VI.

Below the overhanging boughs

The oars laid idle at the last.

Yet long he look'd for hostile prows

From out the wood and down the stream.

They came not, and he came to dream

Pursuit abandon'd, danger past.

He fell'd the oak, he built a home

Of new-hewn wood with busy hand,

And said, "My wanderings are told."

And said, "No more by sea, by land,

Shall I break rest, or drift, or roam,

For I am worn, and I grow old."

And there, beside that surging tide,

Where gray waves meet, and wheel, and strike,

The man sat down as satisfied

To sit and rest unto the end;

As if the strong man here had found

A sort of brother in this sea,—

This surging, sounding majesty

Of troubled water, so profound,

So sullen, strong, and lion-like,

So sinuous and foamy bound.

Hast seen Missouri cleave the wood

In sounding whirlpools to the sea?

What soul hath known such majesty?

What man stood by and understood?

By pleasant Omaha I stood,

Beneath a fringe of mailéd wood,

And watch'd the mighty waters heave,

And surge, and strike, and wind, and weave

And make strange sounds and mutterings,

As if of dark unutter'd things.

By pleasant high-built Omaha

I stand.
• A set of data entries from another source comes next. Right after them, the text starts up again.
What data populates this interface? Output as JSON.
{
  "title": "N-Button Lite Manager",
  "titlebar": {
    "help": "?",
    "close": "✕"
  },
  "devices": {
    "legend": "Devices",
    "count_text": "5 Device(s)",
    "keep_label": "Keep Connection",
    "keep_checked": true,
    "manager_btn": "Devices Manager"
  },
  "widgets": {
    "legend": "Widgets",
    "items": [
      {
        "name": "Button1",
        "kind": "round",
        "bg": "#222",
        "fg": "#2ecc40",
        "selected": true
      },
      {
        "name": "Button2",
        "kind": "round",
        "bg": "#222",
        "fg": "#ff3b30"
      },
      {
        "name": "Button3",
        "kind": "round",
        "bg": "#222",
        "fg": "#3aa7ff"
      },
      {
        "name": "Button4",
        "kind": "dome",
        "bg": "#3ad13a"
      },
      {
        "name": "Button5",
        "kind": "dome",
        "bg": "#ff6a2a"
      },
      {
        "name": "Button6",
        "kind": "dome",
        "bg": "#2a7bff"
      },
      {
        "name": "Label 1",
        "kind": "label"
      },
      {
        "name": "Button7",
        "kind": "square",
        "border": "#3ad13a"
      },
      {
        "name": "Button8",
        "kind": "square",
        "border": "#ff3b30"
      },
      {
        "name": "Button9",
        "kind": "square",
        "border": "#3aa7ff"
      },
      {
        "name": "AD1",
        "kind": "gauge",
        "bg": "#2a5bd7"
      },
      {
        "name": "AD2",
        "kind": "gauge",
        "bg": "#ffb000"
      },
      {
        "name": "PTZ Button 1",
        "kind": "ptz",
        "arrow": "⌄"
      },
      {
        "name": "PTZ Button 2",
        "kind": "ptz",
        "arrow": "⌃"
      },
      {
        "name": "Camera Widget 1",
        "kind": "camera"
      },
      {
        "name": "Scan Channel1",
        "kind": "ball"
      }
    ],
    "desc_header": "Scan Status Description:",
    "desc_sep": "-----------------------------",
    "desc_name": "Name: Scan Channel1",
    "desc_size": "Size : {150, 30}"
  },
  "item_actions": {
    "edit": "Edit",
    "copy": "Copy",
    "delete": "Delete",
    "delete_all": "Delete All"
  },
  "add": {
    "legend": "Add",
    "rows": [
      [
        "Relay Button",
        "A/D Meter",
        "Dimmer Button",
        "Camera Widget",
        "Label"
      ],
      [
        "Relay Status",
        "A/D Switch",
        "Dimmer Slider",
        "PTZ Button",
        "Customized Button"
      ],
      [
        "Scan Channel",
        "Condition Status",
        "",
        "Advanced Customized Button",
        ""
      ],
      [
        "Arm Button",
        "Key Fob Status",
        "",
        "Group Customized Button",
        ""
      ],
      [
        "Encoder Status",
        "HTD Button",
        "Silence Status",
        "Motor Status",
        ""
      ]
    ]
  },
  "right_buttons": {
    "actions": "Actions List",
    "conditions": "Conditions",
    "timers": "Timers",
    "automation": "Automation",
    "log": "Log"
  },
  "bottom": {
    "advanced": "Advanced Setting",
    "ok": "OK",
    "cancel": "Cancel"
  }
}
The waves beneath me run

All stain'd and yellow, dark and dun,

And deep as death's sweet mystery,—

A thousand Tibers roll'd in one.

I count on other years. I draw

The curtain from the scenes to be.

I see another Rome. I see

A Cæsar tower in the land,

And take her in his iron hand.

I see a throne, a king, a crown,

A high-built capital thrown down.

I see my river rise ...

Away!

The world's cold commerce of to-day

Demands some idle flippant theme;

And I, your minstrel, must sit by,

And harp along the edge of morn,

And sing and celebrate to please

The multitude, the mob, and these

They know not pearls from yellow corn.

Yea, idly sing or silent dreàm;

My harp, my hand is yours, but I—

My soul moves down that sounding stream.

Adieu, dun, mighty stream, adieu!

Adown thine wooded walls, inwrought

With rose of Cherokee and vine,

Was never heard a minstrel's note,

And none would heed a song of mine.

I find expression for my thought

In other themes.... List! I have seen

A grizzly sporting on the green

Of west sierras with a goat,

And finding pastime all day through....

O sounding, swift Missouri, born

Of Rocky Mountains, and begot

On bed of snow at birth of morn,

Of thunder-storms and elements

That reign where puny man comes not,

With fountain-head in fields of gold,

And wide arms twining wood and wold,

And everlasting snowy tents,—

I hail you from the Orients.

Shall I return to you once more?

Shall take occasion by the throat

And thrill with wild Æolian note?

Shall sit and sing by your deep shore?

Shall shape a reed and pipe of yore

And wake old melodies made new,

And thrill thine leaf-land through and through?